How to pass DF text column name in TextLMDataBunch->Create() function

vladgets · April 24, 2019, 7:24am

In TextLMDataBunch->Create() function is there a way to pass a column name in my data frame that contains the text?
I saw that TextDataBunch->from_df() has a parameter “text_cols”, but I do not see such parameter in Create() function.

sgugger · April 24, 2019, 12:31pm

TextLMDataBunch is a subclass of TextDataBunch so it gets all its factory methods.

vladgets · April 24, 2019, 6:14pm

@sgugger Thanks, it helped!

Now a next question for subsequent text classification, if I need to classify between 2 classes and currently I have a field that contains probability (a floating number between 0 to 1) in one of DF columns,
how I initialize TextDataBunch for classification?
Specifically, what should I put in label_cols, label_delim and classes params in TextDataBunch.from_df() function? What type of data it expects in the label column?

sgugger · April 24, 2019, 6:17pm

You would need to use a TextClasDataBunch, then the documentation is here to help.
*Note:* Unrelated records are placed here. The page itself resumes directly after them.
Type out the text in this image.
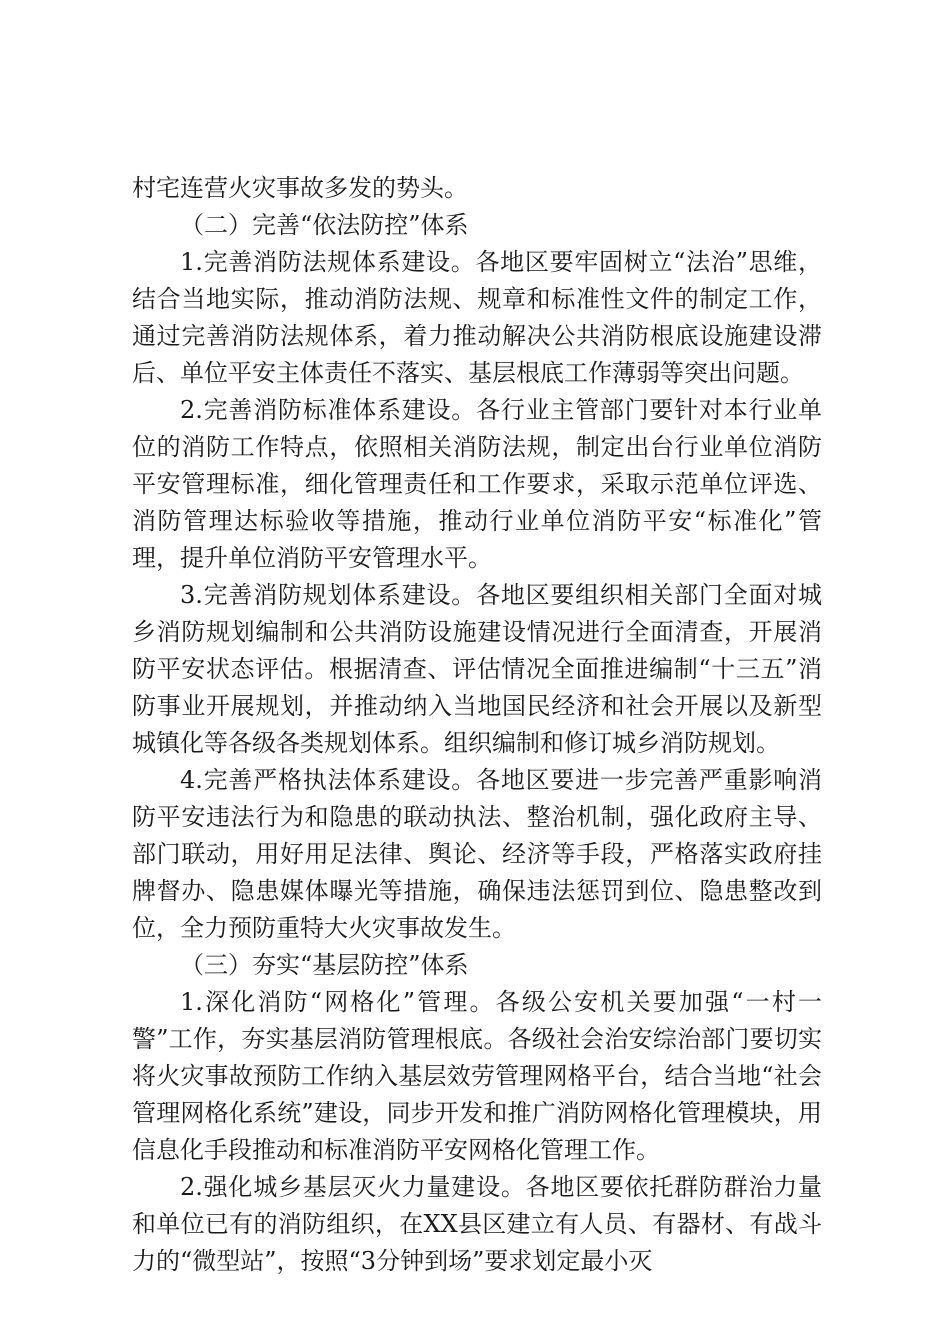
村宅连营火灾事故多发的势头。

（二）完善“依法防控”体系

1.完善消防法规体系建设。各地区要牢固树立“法治”思维，结合当地实际，推动消防法规、规章和标准性文件的制定工作，通过完善消防法规体系，着力推动解决公共消防根底设施建设滞后、单位平安主体责任不落实、基层根底工作薄弱等突出问题。

2.完善消防标准体系建设。各行业主管部门要针对本行业单位的消防工作特点，依照相关消防法规，制定出台行业单位消防平安管理标准，细化管理责任和工作要求，采取示范单位评选、消防管理达标验收等措施，推动行业单位消防平安“标准化”管理，提升单位消防平安管理水平。

3.完善消防规划体系建设。各地区要组织相关部门全面对城乡消防规划编制和公共消防设施建设情况进行全面清查，开展消防平安状态评估。根据清查、评估情况全面推进编制“十三五”消防事业开展规划，并推动纳入当地国民经济和社会开展以及新型城镇化等各级各类规划体系。组织编制和修订城乡消防规划。

4.完善严格执法体系建设。各地区要进一步完善严重影响消防平安违法行为和隐患的联动执法、整治机制，强化政府主导、部门联动，用好用足法律、舆论、经济等手段，严格落实政府挂牌督办、隐患媒体曝光等措施，确保违法惩罚到位、隐患整改到位，全力预防重特大火灾事故发生。

（三）夯实“基层防控”体系

1.深化消防“网格化”管理。各级公安机关要加强“一村一警”工作，夯实基层消防管理根底。各级社会治安综治部门要切实将火灾事故预防工作纳入基层效劳管理网格平台，结合当地“社会管理网格化系统”建设，同步开发和推广消防网格化管理模块，用信息化手段推动和标准消防平安网格化管理工作。

2.强化城乡基层灭火力量建设。各地区要依托群防群治力量和单位已有的消防组织，在XX县区建立有人员、有器材、有战斗力的“微型站”，按照“3分钟到场”要求划定最小灭
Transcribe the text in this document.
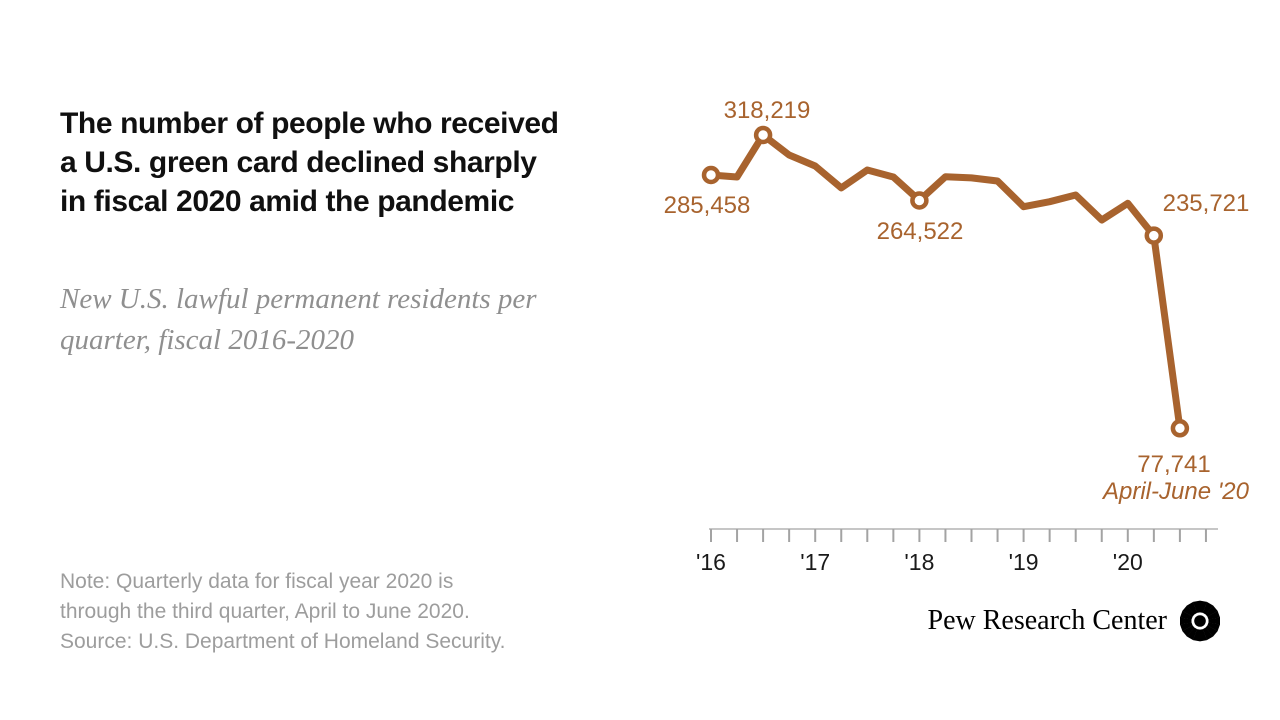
The number of people who received
a U.S. green card declined sharply
in fiscal 2020 amid the pandemic

New U.S. lawful permanent residents per
quarter, fiscal 2016-2020

Note: Quarterly data for fiscal year 2020 is
through the third quarter, April to June 2020.
Source: U.S. Department of Homeland Security.

'16	'17	'18	'19	'20
285,458
318,219
264,522
235,721
77,741
April-June '20
Pew Research Center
vladgets · April 24, 2019, 8:52pm

Thanks, but I do not see it in the documentation what should be the format of the label field.
In case of 2 class classification should I convert a field with probability belonging to the positive class, instead of that to a field that contains name of the class both positive and negative as I saw in IMBD lesson 3 example (‘pos’, ‘neg’)?

vladgets · April 29, 2019, 9:27pm

@sgugger Thanks a lot for the help!
I seems that I am advancing with my try to make fast.ai transfer learning work on this Kaggle competition.
But the function:

data_lm = TextLMDataBunch.from_df('.', train_df=train, valid_df=valid_small, text_cols='comment_text')

seems to be so slow, on the full training set it’s alone takes about 30 minutes.
I did not make the Profiling but my assumption that it happens because of slow Tokenizer of Spacy.
With PyTorch standard Tokenizer in other kernels it takes now more than 2-3 minutes.